Mateus Oliveira
Há algum tempo que Francisco Geraldes insiste em subverter a imaginário público do que é um jogador de futebol. Usa, amiúde, os transportes públicos e é muitas vezes “apanhado” a ler. Normalmente livros com enorme densidade, como são exemplos “A Denúncia”, do norte-coreano Bandi, ou o “Ensaio Sobre a Cegueira” do nosso Saramago. Por estes dias, li esta breve crónica que ele escreveu na página Comunidade Cultura e Arte* e propus-me, a partir daí, fazer uma reflexão que aqui partilho convosco sobre duas ideias que estão inerentes a isto.
A primeira delas é, precisamente, elencada à forma como comecei este texto. De facto, estamos tão habituados a rótulos e a rotular pessoas e, a partir, daí formular – consciente e/ou inconscientemente – juízos que rapidamente nos fazem cair no erro de não nos permitirmos perceber efetivamente determinadas pessoas. Somos, culturalmente, tão formatados para o “senhor engenheiro” que muitas vezes subvalorizamos pessoas carregadas de essência que, sem esse pedigree bacoco, nos acrescentam tanto. “Oh, sempre a conversa da essência…”, dirão alguns. “Sim, sempre e para sempre a conversa da essência”, respondo e responderei eu.
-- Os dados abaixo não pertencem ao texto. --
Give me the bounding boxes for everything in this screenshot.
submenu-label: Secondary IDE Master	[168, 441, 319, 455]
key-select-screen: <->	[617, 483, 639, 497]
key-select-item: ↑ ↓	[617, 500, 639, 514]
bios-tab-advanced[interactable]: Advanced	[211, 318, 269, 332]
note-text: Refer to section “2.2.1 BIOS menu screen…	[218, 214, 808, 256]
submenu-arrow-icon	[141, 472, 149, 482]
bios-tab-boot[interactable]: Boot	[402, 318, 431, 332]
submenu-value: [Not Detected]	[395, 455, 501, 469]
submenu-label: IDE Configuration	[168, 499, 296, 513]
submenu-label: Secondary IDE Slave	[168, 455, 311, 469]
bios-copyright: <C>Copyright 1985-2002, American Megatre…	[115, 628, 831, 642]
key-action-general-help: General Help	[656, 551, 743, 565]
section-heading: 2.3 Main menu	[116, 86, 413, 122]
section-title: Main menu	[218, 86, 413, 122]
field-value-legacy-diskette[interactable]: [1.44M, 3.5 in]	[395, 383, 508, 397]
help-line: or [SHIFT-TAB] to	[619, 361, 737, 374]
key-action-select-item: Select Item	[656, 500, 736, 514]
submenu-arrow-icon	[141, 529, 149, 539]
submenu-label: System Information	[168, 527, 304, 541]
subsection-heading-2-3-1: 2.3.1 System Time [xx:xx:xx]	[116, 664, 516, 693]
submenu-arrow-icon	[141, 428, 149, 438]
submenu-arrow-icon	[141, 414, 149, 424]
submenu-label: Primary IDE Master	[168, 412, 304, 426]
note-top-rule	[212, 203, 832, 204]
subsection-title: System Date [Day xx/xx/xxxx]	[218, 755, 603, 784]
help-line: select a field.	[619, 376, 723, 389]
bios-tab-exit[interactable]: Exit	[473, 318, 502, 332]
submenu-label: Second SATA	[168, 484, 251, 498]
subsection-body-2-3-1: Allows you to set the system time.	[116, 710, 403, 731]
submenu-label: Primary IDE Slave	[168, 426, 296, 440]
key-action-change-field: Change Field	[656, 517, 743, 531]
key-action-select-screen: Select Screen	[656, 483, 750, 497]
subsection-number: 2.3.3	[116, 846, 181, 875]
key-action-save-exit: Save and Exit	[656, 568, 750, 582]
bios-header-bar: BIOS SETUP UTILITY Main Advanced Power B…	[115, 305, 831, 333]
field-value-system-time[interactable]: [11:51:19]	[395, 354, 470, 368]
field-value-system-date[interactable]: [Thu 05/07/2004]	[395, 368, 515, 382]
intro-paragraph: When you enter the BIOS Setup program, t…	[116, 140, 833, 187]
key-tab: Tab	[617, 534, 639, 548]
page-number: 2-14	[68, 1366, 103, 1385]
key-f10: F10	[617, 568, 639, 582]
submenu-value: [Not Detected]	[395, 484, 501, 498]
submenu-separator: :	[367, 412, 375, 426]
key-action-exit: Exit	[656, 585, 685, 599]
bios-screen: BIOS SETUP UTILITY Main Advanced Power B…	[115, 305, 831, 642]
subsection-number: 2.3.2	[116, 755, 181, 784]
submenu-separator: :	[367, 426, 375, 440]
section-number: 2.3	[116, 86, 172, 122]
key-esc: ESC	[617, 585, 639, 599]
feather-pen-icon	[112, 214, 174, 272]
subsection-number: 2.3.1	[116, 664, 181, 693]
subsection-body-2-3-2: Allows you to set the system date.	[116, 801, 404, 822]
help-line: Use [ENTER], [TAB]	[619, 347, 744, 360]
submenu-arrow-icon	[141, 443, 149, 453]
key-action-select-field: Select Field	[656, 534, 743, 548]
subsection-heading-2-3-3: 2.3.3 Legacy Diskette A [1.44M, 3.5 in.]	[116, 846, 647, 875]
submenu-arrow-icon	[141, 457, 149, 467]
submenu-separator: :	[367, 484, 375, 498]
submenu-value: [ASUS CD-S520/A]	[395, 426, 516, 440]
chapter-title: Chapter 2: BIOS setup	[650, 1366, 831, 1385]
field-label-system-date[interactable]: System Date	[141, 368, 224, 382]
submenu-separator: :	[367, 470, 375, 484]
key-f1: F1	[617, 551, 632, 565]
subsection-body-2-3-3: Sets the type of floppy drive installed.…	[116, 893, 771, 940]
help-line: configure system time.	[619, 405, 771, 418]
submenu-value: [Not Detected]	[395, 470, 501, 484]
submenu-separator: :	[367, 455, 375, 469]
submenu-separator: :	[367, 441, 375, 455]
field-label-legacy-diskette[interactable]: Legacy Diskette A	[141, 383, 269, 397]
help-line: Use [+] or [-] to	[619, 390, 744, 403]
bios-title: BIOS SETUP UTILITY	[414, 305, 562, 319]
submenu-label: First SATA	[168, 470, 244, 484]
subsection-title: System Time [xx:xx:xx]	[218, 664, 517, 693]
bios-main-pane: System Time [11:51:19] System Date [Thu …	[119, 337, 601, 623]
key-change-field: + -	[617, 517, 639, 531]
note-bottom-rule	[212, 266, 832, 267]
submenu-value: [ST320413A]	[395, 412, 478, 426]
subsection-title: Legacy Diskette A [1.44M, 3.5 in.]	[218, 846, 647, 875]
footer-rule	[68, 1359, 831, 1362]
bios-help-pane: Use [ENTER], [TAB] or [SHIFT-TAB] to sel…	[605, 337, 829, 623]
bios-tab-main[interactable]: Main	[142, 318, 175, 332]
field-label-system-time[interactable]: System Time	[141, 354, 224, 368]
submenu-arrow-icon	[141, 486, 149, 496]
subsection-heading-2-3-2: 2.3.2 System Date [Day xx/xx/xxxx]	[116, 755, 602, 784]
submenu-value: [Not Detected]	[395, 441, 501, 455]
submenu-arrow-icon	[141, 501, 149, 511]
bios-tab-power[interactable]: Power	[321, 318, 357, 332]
A segunda tem a ver, objetivamente, com a riqueza de conteúdo do pequeno texto de Francisco Geraldes e da lição que lhe tem intrínseca. Convido-vos, nestes tempos de ócio, a gastarem 5 minutos do vosso tempo a lê-lo. É, inquestionável e lamentavelmente, verdade – e consequentemente factual – a ideia de que vivemos um período parco em valores, em que tudo se torna descartável e onde precisamos de muito – do ponto de vista material – para criarmos uma angustiante felicidade artificial. O carro novo compra a sensação – falsa mas supostamente equivalente – de um simples copo de vinho bebido na companhia certa algures por aí; o robot de cozinha de última geração é um bem fundamental, mesmo que se compre comida fora e não se vivencie a riqueza emocional que pode estar inerente a uma refeição partilhada; ou as contas do banco gordas e as taxas de juro altas que se tornam o cerne de tantas preocupações (afinal é aqui que o materialismo tem morada e os números mais ou menos altos são o barómetro dessa pseudo-felicidade vazia), nem que para isso se hipoteque a qualidade de vida – sobretudo emocional – dos filhos…
Como tão bem escreve Francisco Geraldes, lamentavelmente “Não percebemos que é neste jogo de cuidado e carinho pelo que é nosso, nesta construção de relações, na superação de momentos mais difíceis, que está a melhor parte da vida”.